ALTERNATIVES Are you wedded to the Alpha Centrality? There may be other measures that are monotonically correlated (i.e. have high rank correlation) with the same value that could be calculated more cheaply or at least implemented quite efficiently. If those will work, then your analyses could proceed with a lot less effort. I have a few ideas, but SO isn't really the place to go about that discussion.
For more statistical perspectives, appropriate Q&A should occur on the stats.stackexchange.com, Cross-Validated.

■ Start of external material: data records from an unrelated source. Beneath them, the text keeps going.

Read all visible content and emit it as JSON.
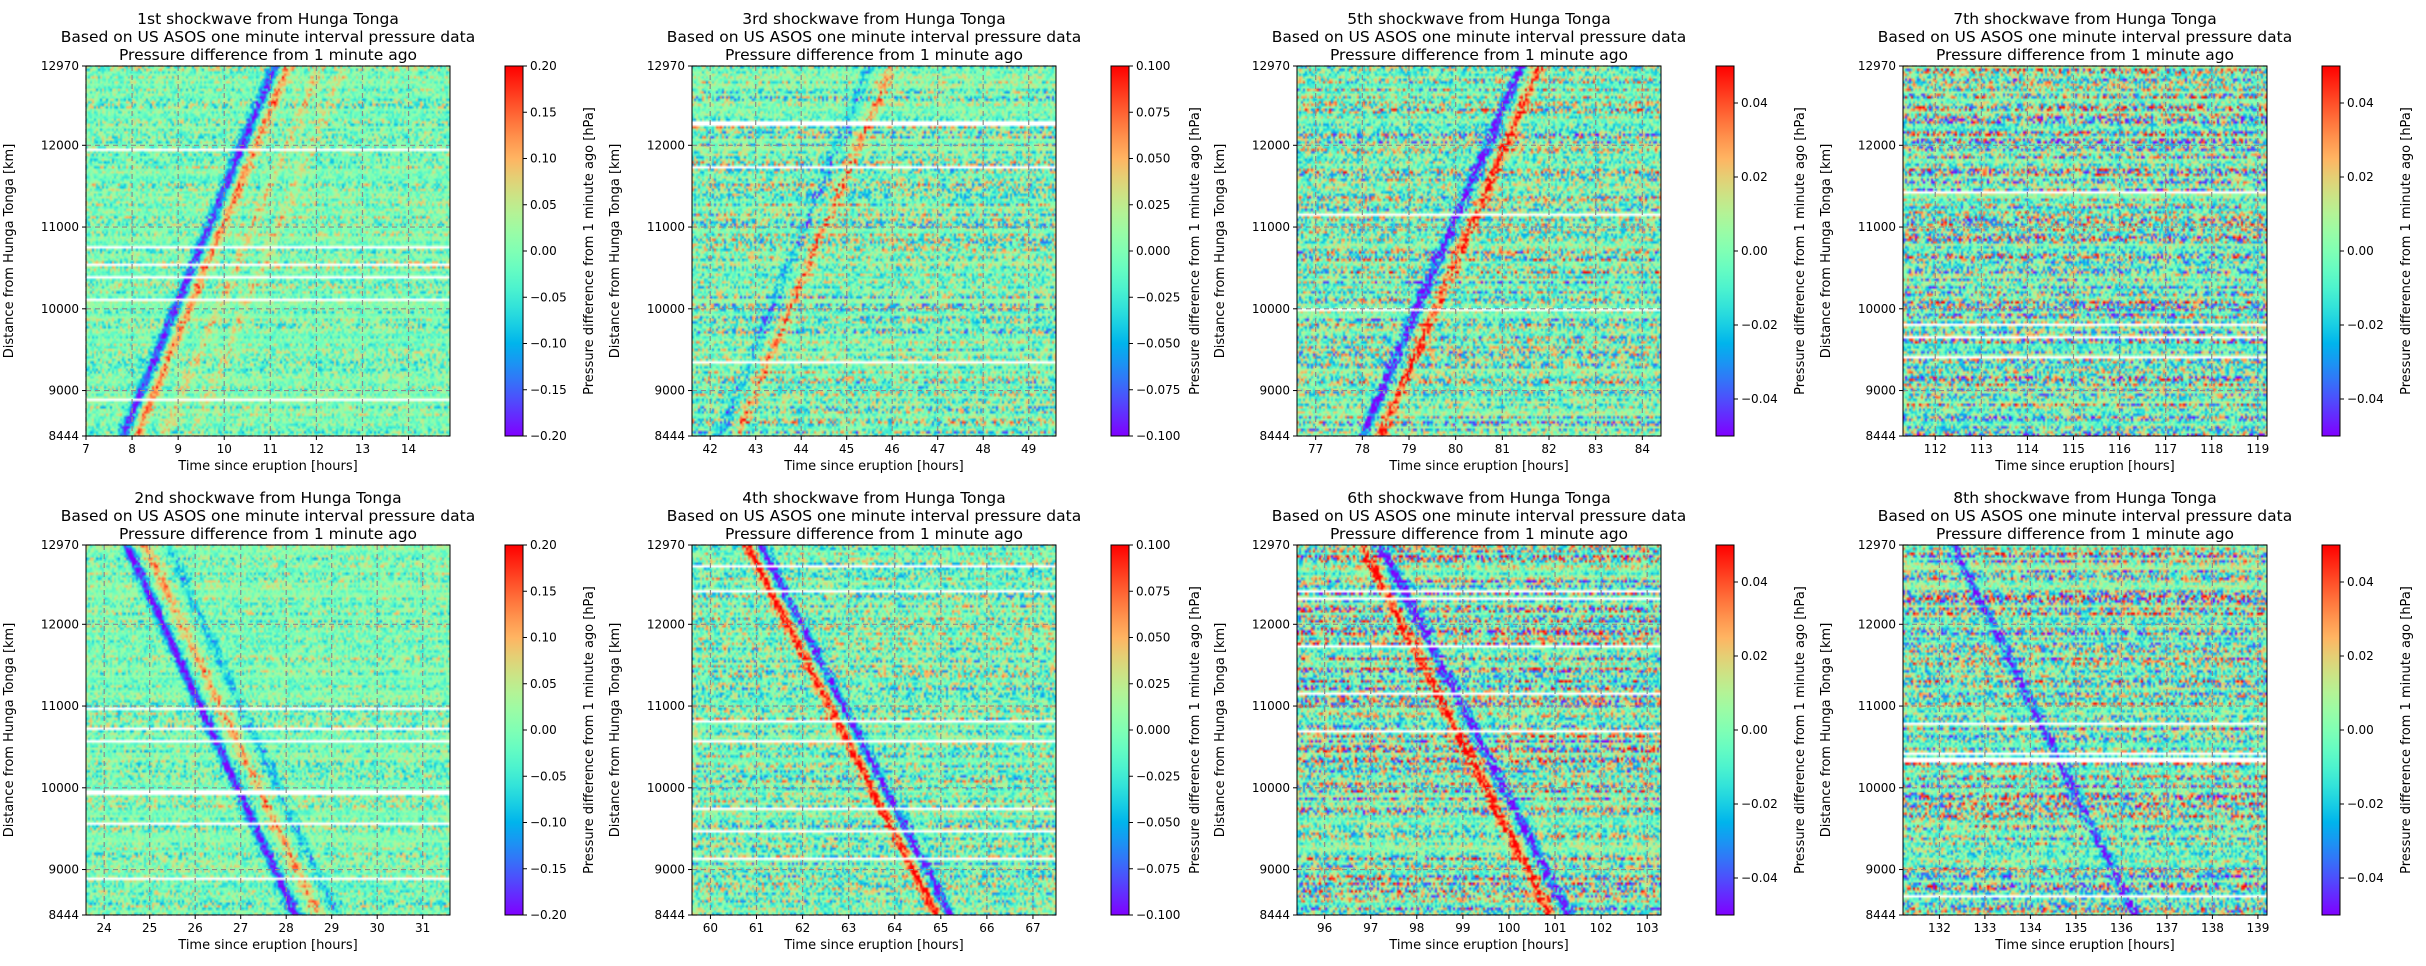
{
  "figure": {
    "colormap": "rainbow",
    "gridline_color": "#8c8c8c",
    "gridline_style": "dashed"
  },
  "chart_data": [
    {
      "type": "heatmap",
      "title_lines": [
        "1st shockwave from Hunga Tonga",
        "Based on US ASOS one minute interval pressure data",
        "Pressure difference from 1 minute ago"
      ],
      "xlabel": "Time since eruption [hours]",
      "ylabel": "Distance from Hunga Tonga [km]",
      "colorbar_label": "Pressure difference from 1 minute ago [hPa]",
      "xlim": [
        7,
        14.9
      ],
      "xticks": [
        7,
        8,
        9,
        10,
        11,
        12,
        13,
        14
      ],
      "ylim": [
        8444,
        12970
      ],
      "yticks": [
        8444,
        9000,
        10000,
        11000,
        12000,
        12970
      ],
      "clim": [
        -0.2,
        0.2
      ],
      "cbar_ticks": [
        -0.2,
        -0.15,
        -0.1,
        -0.05,
        0.0,
        0.05,
        0.1,
        0.15,
        0.2
      ],
      "cbar_tick_labels": [
        "−0.20",
        "−0.15",
        "−0.10",
        "−0.05",
        "0.00",
        "0.05",
        "0.10",
        "0.15",
        "0.20"
      ],
      "noise": 0.07,
      "wavefronts": [
        {
          "t_start": 7.8,
          "d_start": 8444,
          "t_end": 11.1,
          "d_end": 12970,
          "amplitude": -0.18
        },
        {
          "t_start": 8.1,
          "d_start": 8444,
          "t_end": 11.4,
          "d_end": 12970,
          "amplitude": 0.12
        },
        {
          "t_start": 8.7,
          "d_start": 8444,
          "t_end": 12.1,
          "d_end": 12970,
          "amplitude": 0.06
        },
        {
          "t_start": 9.3,
          "d_start": 8444,
          "t_end": 12.6,
          "d_end": 12970,
          "amplitude": 0.05
        }
      ]
    },
    {
      "type": "heatmap",
      "title_lines": [
        "2nd shockwave from Hunga Tonga",
        "Based on US ASOS one minute interval pressure data",
        "Pressure difference from 1 minute ago"
      ],
      "xlabel": "Time since eruption [hours]",
      "ylabel": "Distance from Hunga Tonga [km]",
      "colorbar_label": "Pressure difference from 1 minute ago [hPa]",
      "xlim": [
        23.6,
        31.6
      ],
      "xticks": [
        24,
        25,
        26,
        27,
        28,
        29,
        30,
        31
      ],
      "ylim": [
        8444,
        12970
      ],
      "yticks": [
        8444,
        9000,
        10000,
        11000,
        12000,
        12970
      ],
      "clim": [
        -0.2,
        0.2
      ],
      "cbar_ticks": [
        -0.2,
        -0.15,
        -0.1,
        -0.05,
        0.0,
        0.05,
        0.1,
        0.15,
        0.2
      ],
      "cbar_tick_labels": [
        "−0.20",
        "−0.15",
        "−0.10",
        "−0.05",
        "0.00",
        "0.05",
        "0.10",
        "0.15",
        "0.20"
      ],
      "noise": 0.07,
      "wavefronts": [
        {
          "t_start": 24.5,
          "d_start": 12970,
          "t_end": 28.2,
          "d_end": 8444,
          "amplitude": -0.2
        },
        {
          "t_start": 24.9,
          "d_start": 12970,
          "t_end": 28.7,
          "d_end": 8444,
          "amplitude": 0.1
        },
        {
          "t_start": 25.4,
          "d_start": 12970,
          "t_end": 29.1,
          "d_end": 8444,
          "amplitude": -0.08
        }
      ]
    },
    {
      "type": "heatmap",
      "title_lines": [
        "3rd shockwave from Hunga Tonga",
        "Based on US ASOS one minute interval pressure data",
        "Pressure difference from 1 minute ago"
      ],
      "xlabel": "Time since eruption [hours]",
      "ylabel": "Distance from Hunga Tonga [km]",
      "colorbar_label": "Pressure difference from 1 minute ago [hPa]",
      "xlim": [
        41.6,
        49.6
      ],
      "xticks": [
        42,
        43,
        44,
        45,
        46,
        47,
        48,
        49
      ],
      "ylim": [
        8444,
        12970
      ],
      "yticks": [
        8444,
        9000,
        10000,
        11000,
        12000,
        12970
      ],
      "clim": [
        -0.1,
        0.1
      ],
      "cbar_ticks": [
        -0.1,
        -0.075,
        -0.05,
        -0.025,
        0.0,
        0.025,
        0.05,
        0.075,
        0.1
      ],
      "cbar_tick_labels": [
        "−0.100",
        "−0.075",
        "−0.050",
        "−0.025",
        "0.000",
        "0.025",
        "0.050",
        "0.075",
        "0.100"
      ],
      "noise": 0.05,
      "wavefronts": [
        {
          "t_start": 42.6,
          "d_start": 8444,
          "t_end": 46.0,
          "d_end": 12970,
          "amplitude": 0.05
        },
        {
          "t_start": 42.2,
          "d_start": 8444,
          "t_end": 45.5,
          "d_end": 12970,
          "amplitude": -0.04
        }
      ]
    },
    {
      "type": "heatmap",
      "title_lines": [
        "4th shockwave from Hunga Tonga",
        "Based on US ASOS one minute interval pressure data",
        "Pressure difference from 1 minute ago"
      ],
      "xlabel": "Time since eruption [hours]",
      "ylabel": "Distance from Hunga Tonga [km]",
      "colorbar_label": "Pressure difference from 1 minute ago [hPa]",
      "xlim": [
        59.6,
        67.5
      ],
      "xticks": [
        60,
        61,
        62,
        63,
        64,
        65,
        66,
        67
      ],
      "ylim": [
        8444,
        12970
      ],
      "yticks": [
        8444,
        9000,
        10000,
        11000,
        12000,
        12970
      ],
      "clim": [
        -0.1,
        0.1
      ],
      "cbar_ticks": [
        -0.1,
        -0.075,
        -0.05,
        -0.025,
        0.0,
        0.025,
        0.05,
        0.075,
        0.1
      ],
      "cbar_tick_labels": [
        "−0.100",
        "−0.075",
        "−0.050",
        "−0.025",
        "0.000",
        "0.025",
        "0.050",
        "0.075",
        "0.100"
      ],
      "noise": 0.05,
      "wavefronts": [
        {
          "t_start": 60.8,
          "d_start": 12970,
          "t_end": 64.9,
          "d_end": 8444,
          "amplitude": 0.1
        },
        {
          "t_start": 61.1,
          "d_start": 12970,
          "t_end": 65.2,
          "d_end": 8444,
          "amplitude": -0.09
        }
      ]
    },
    {
      "type": "heatmap",
      "title_lines": [
        "5th shockwave from Hunga Tonga",
        "Based on US ASOS one minute interval pressure data",
        "Pressure difference from 1 minute ago"
      ],
      "xlabel": "Time since eruption [hours]",
      "ylabel": "Distance from Hunga Tonga [km]",
      "colorbar_label": "Pressure difference from 1 minute ago [hPa]",
      "xlim": [
        76.6,
        84.4
      ],
      "xticks": [
        77,
        78,
        79,
        80,
        81,
        82,
        83,
        84
      ],
      "ylim": [
        8444,
        12970
      ],
      "yticks": [
        8444,
        9000,
        10000,
        11000,
        12000,
        12970
      ],
      "clim": [
        -0.05,
        0.05
      ],
      "cbar_ticks": [
        -0.04,
        -0.02,
        0.0,
        0.02,
        0.04
      ],
      "cbar_tick_labels": [
        "−0.04",
        "−0.02",
        "0.00",
        "0.02",
        "0.04"
      ],
      "noise": 0.03,
      "wavefronts": [
        {
          "t_start": 78.0,
          "d_start": 8444,
          "t_end": 81.4,
          "d_end": 12970,
          "amplitude": -0.05
        },
        {
          "t_start": 78.4,
          "d_start": 8444,
          "t_end": 81.8,
          "d_end": 12970,
          "amplitude": 0.04
        }
      ]
    },
    {
      "type": "heatmap",
      "title_lines": [
        "6th shockwave from Hunga Tonga",
        "Based on US ASOS one minute interval pressure data",
        "Pressure difference from 1 minute ago"
      ],
      "xlabel": "Time since eruption [hours]",
      "ylabel": "Distance from Hunga Tonga [km]",
      "colorbar_label": "Pressure difference from 1 minute ago [hPa]",
      "xlim": [
        95.4,
        103.3
      ],
      "xticks": [
        96,
        97,
        98,
        99,
        100,
        101,
        102,
        103
      ],
      "ylim": [
        8444,
        12970
      ],
      "yticks": [
        8444,
        9000,
        10000,
        11000,
        12000,
        12970
      ],
      "clim": [
        -0.05,
        0.05
      ],
      "cbar_ticks": [
        -0.04,
        -0.02,
        0.0,
        0.02,
        0.04
      ],
      "cbar_tick_labels": [
        "−0.04",
        "−0.02",
        "0.00",
        "0.02",
        "0.04"
      ],
      "noise": 0.035,
      "wavefronts": [
        {
          "t_start": 96.8,
          "d_start": 12970,
          "t_end": 100.9,
          "d_end": 8444,
          "amplitude": 0.05
        },
        {
          "t_start": 97.2,
          "d_start": 12970,
          "t_end": 101.3,
          "d_end": 8444,
          "amplitude": -0.05
        }
      ]
    },
    {
      "type": "heatmap",
      "title_lines": [
        "7th shockwave from Hunga Tonga",
        "Based on US ASOS one minute interval pressure data",
        "Pressure difference from 1 minute ago"
      ],
      "xlabel": "Time since eruption [hours]",
      "ylabel": "Distance from Hunga Tonga [km]",
      "colorbar_label": "Pressure difference from 1 minute ago [hPa]",
      "xlim": [
        111.3,
        119.2
      ],
      "xticks": [
        112,
        113,
        114,
        115,
        116,
        117,
        118,
        119
      ],
      "ylim": [
        8444,
        12970
      ],
      "yticks": [
        8444,
        9000,
        10000,
        11000,
        12000,
        12970
      ],
      "clim": [
        -0.05,
        0.05
      ],
      "cbar_ticks": [
        -0.04,
        -0.02,
        0.0,
        0.02,
        0.04
      ],
      "cbar_tick_labels": [
        "−0.04",
        "−0.02",
        "0.00",
        "0.02",
        "0.04"
      ],
      "noise": 0.035,
      "wavefronts": []
    },
    {
      "type": "heatmap",
      "title_lines": [
        "8th shockwave from Hunga Tonga",
        "Based on US ASOS one minute interval pressure data",
        "Pressure difference from 1 minute ago"
      ],
      "xlabel": "Time since eruption [hours]",
      "ylabel": "Distance from Hunga Tonga [km]",
      "colorbar_label": "Pressure difference from 1 minute ago [hPa]",
      "xlim": [
        131.2,
        139.2
      ],
      "xticks": [
        132,
        133,
        134,
        135,
        136,
        137,
        138,
        139
      ],
      "ylim": [
        8444,
        12970
      ],
      "yticks": [
        8444,
        9000,
        10000,
        11000,
        12000,
        12970
      ],
      "clim": [
        -0.05,
        0.05
      ],
      "cbar_ticks": [
        -0.04,
        -0.02,
        0.0,
        0.02,
        0.04
      ],
      "cbar_tick_labels": [
        "−0.04",
        "−0.02",
        "0.00",
        "0.02",
        "0.04"
      ],
      "noise": 0.035,
      "wavefronts": [
        {
          "t_start": 132.3,
          "d_start": 12970,
          "t_end": 136.3,
          "d_end": 8444,
          "amplitude": -0.04
        }
      ]
    }
  ]
}
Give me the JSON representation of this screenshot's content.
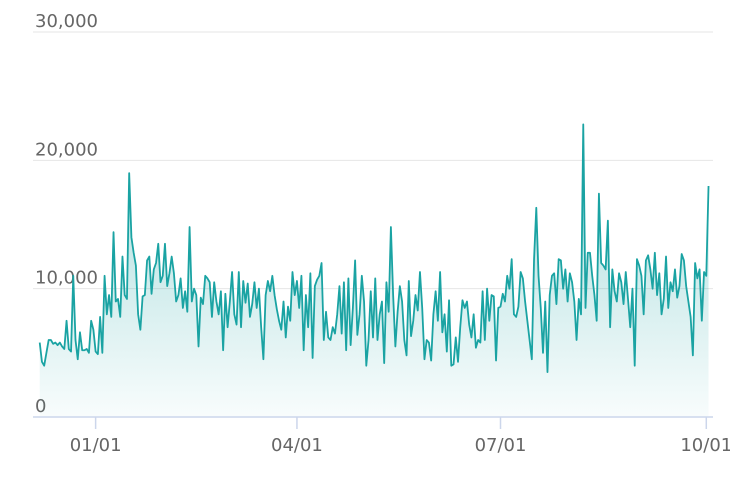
{
  "chart_data": {
    "type": "area",
    "color": "#1aa3a3",
    "grid": true,
    "xlim": [
      -28,
      276
    ],
    "xticks": [
      {
        "value": 0,
        "label": "01/01"
      },
      {
        "value": 90,
        "label": "04/01"
      },
      {
        "value": 181,
        "label": "07/01"
      },
      {
        "value": 273,
        "label": "10/01"
      }
    ],
    "ylim": [
      0,
      30000
    ],
    "yticks": [
      {
        "value": 0,
        "label": "0"
      },
      {
        "value": 10000,
        "label": "10,000"
      },
      {
        "value": 20000,
        "label": "20,000"
      },
      {
        "value": 30000,
        "label": "30,000"
      }
    ],
    "x": [
      -25,
      -24,
      -23,
      -22,
      -21,
      -20,
      -19,
      -18,
      -17,
      -16,
      -15,
      -14,
      -13,
      -12,
      -11,
      -10,
      -9,
      -8,
      -7,
      -6,
      -5,
      -4,
      -3,
      -2,
      -1,
      0,
      1,
      2,
      3,
      4,
      5,
      6,
      7,
      8,
      9,
      10,
      11,
      12,
      13,
      14,
      15,
      16,
      17,
      18,
      19,
      20,
      21,
      22,
      23,
      24,
      25,
      26,
      27,
      28,
      29,
      30,
      31,
      32,
      33,
      34,
      35,
      36,
      37,
      38,
      39,
      40,
      41,
      42,
      43,
      44,
      45,
      46,
      47,
      48,
      49,
      50,
      51,
      52,
      53,
      54,
      55,
      56,
      57,
      58,
      59,
      60,
      61,
      62,
      63,
      64,
      65,
      66,
      67,
      68,
      69,
      70,
      71,
      72,
      73,
      74,
      75,
      76,
      77,
      78,
      79,
      80,
      81,
      82,
      83,
      84,
      85,
      86,
      87,
      88,
      89,
      90,
      91,
      92,
      93,
      94,
      95,
      96,
      97,
      98,
      99,
      100,
      101,
      102,
      103,
      104,
      105,
      106,
      107,
      108,
      109,
      110,
      111,
      112,
      113,
      114,
      115,
      116,
      117,
      118,
      119,
      120,
      121,
      122,
      123,
      124,
      125,
      126,
      127,
      128,
      129,
      130,
      131,
      132,
      133,
      134,
      135,
      136,
      137,
      138,
      139,
      140,
      141,
      142,
      143,
      144,
      145,
      146,
      147,
      148,
      149,
      150,
      151,
      152,
      153,
      154,
      155,
      156,
      157,
      158,
      159,
      160,
      161,
      162,
      163,
      164,
      165,
      166,
      167,
      168,
      169,
      170,
      171,
      172,
      173,
      174,
      175,
      176,
      177,
      178,
      179,
      180,
      181,
      182,
      183,
      184,
      185,
      186,
      187,
      188,
      189,
      190,
      191,
      192,
      193,
      194,
      195,
      196,
      197,
      198,
      199,
      200,
      201,
      202,
      203,
      204,
      205,
      206,
      207,
      208,
      209,
      210,
      211,
      212,
      213,
      214,
      215,
      216,
      217,
      218,
      219,
      220,
      221,
      222,
      223,
      224,
      225,
      226,
      227,
      228,
      229,
      230,
      231,
      232,
      233,
      234,
      235,
      236,
      237,
      238,
      239,
      240,
      241,
      242,
      243,
      244,
      245,
      246,
      247,
      248,
      249,
      250,
      251,
      252,
      253,
      254,
      255,
      256,
      257,
      258,
      259,
      260,
      261,
      262,
      263,
      264,
      265,
      266,
      267,
      268,
      269,
      270,
      271,
      272,
      273,
      274
    ],
    "values": [
      5800,
      4300,
      4000,
      5000,
      6000,
      6000,
      5700,
      5800,
      5600,
      5800,
      5500,
      5300,
      7500,
      5300,
      5100,
      11000,
      6000,
      4500,
      6600,
      5200,
      5200,
      5300,
      5000,
      7500,
      6800,
      5100,
      4900,
      7800,
      5000,
      11000,
      8000,
      9500,
      7800,
      14400,
      9000,
      9200,
      7800,
      12500,
      9500,
      9200,
      19000,
      14000,
      12800,
      11800,
      8000,
      6800,
      9400,
      9500,
      12200,
      12500,
      9600,
      11500,
      12000,
      13500,
      10500,
      11000,
      13500,
      10200,
      11200,
      12500,
      11200,
      9000,
      9500,
      10800,
      8500,
      9800,
      8200,
      14800,
      9000,
      10000,
      9500,
      5500,
      9300,
      8800,
      11000,
      10800,
      10500,
      7800,
      10500,
      9000,
      8000,
      9800,
      5200,
      9600,
      7000,
      9000,
      11300,
      8000,
      7200,
      11300,
      7000,
      10600,
      8900,
      10400,
      7800,
      8800,
      10500,
      8500,
      10000,
      7000,
      4500,
      9500,
      10600,
      9800,
      11000,
      9500,
      8400,
      7500,
      6800,
      9000,
      6200,
      8600,
      7500,
      11300,
      9500,
      10600,
      8500,
      11000,
      5200,
      9500,
      7000,
      11200,
      4600,
      10200,
      10700,
      11000,
      12000,
      6000,
      8200,
      6200,
      6000,
      7000,
      6500,
      8000,
      10200,
      6500,
      10500,
      5200,
      10800,
      5600,
      8500,
      12200,
      6400,
      8000,
      11000,
      9000,
      4000,
      6000,
      9800,
      6200,
      10800,
      6000,
      8000,
      9000,
      4200,
      10500,
      8200,
      14800,
      9500,
      5500,
      8200,
      10200,
      9000,
      6000,
      4800,
      10600,
      6300,
      7500,
      9500,
      8300,
      11300,
      8500,
      4500,
      6000,
      5800,
      4400,
      8000,
      9800,
      7500,
      11300,
      6600,
      8000,
      5100,
      9100,
      4000,
      4100,
      6200,
      4300,
      7000,
      9100,
      8500,
      9000,
      7200,
      6200,
      8000,
      5400,
      6000,
      5800,
      9800,
      6000,
      10000,
      7500,
      9500,
      9400,
      4400,
      8500,
      8600,
      9600,
      9000,
      11000,
      10000,
      12300,
      8000,
      7800,
      8600,
      11300,
      10800,
      9000,
      7500,
      6000,
      4500,
      12300,
      16300,
      11000,
      8500,
      5000,
      9000,
      3500,
      9500,
      11000,
      11200,
      8800,
      12300,
      12200,
      10000,
      11500,
      9000,
      11200,
      10500,
      9000,
      6000,
      9200,
      8000,
      22800,
      8500,
      12800,
      12800,
      11000,
      9500,
      7500,
      17400,
      12000,
      11800,
      11500,
      15300,
      7000,
      11500,
      9800,
      9000,
      11200,
      10500,
      8800,
      11300,
      9200,
      7000,
      10000,
      4000,
      12300,
      11800,
      11000,
      8000,
      12200,
      12600,
      11500,
      10000,
      12800,
      9500,
      11200,
      8000,
      9200,
      12500,
      8500,
      10500,
      9800,
      11500,
      9300,
      10200,
      12700,
      12200,
      10200,
      9000,
      7800,
      4800,
      12000,
      10800,
      11500,
      7500,
      11300,
      11000,
      18000
    ]
  }
}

Update 2: I was a bit too quick in answering and didn't address this from the long-term perspective. If you are planning to do research on such systems for the long-term, you should look at other solvers that may be more applicable to your type of data and computing infrastructure. Here is a very nice directory of the options for both solvers and pre-conditioners. It seems this doesn't include IBM's "Watson" solver suite. Although it may take weeks to get software installed, it's quite possible that one of the packages is already installed if you have a good HPC administrator.
Also, keep in mind that R packages can be installed to the user directory - you need not have a package installed in the general directory. If you need to execute something as a user other than yourself, you could also download a package to the scratch or temporary space (if you're running within just 1 R instance, but using multiple cores, check out tempdir).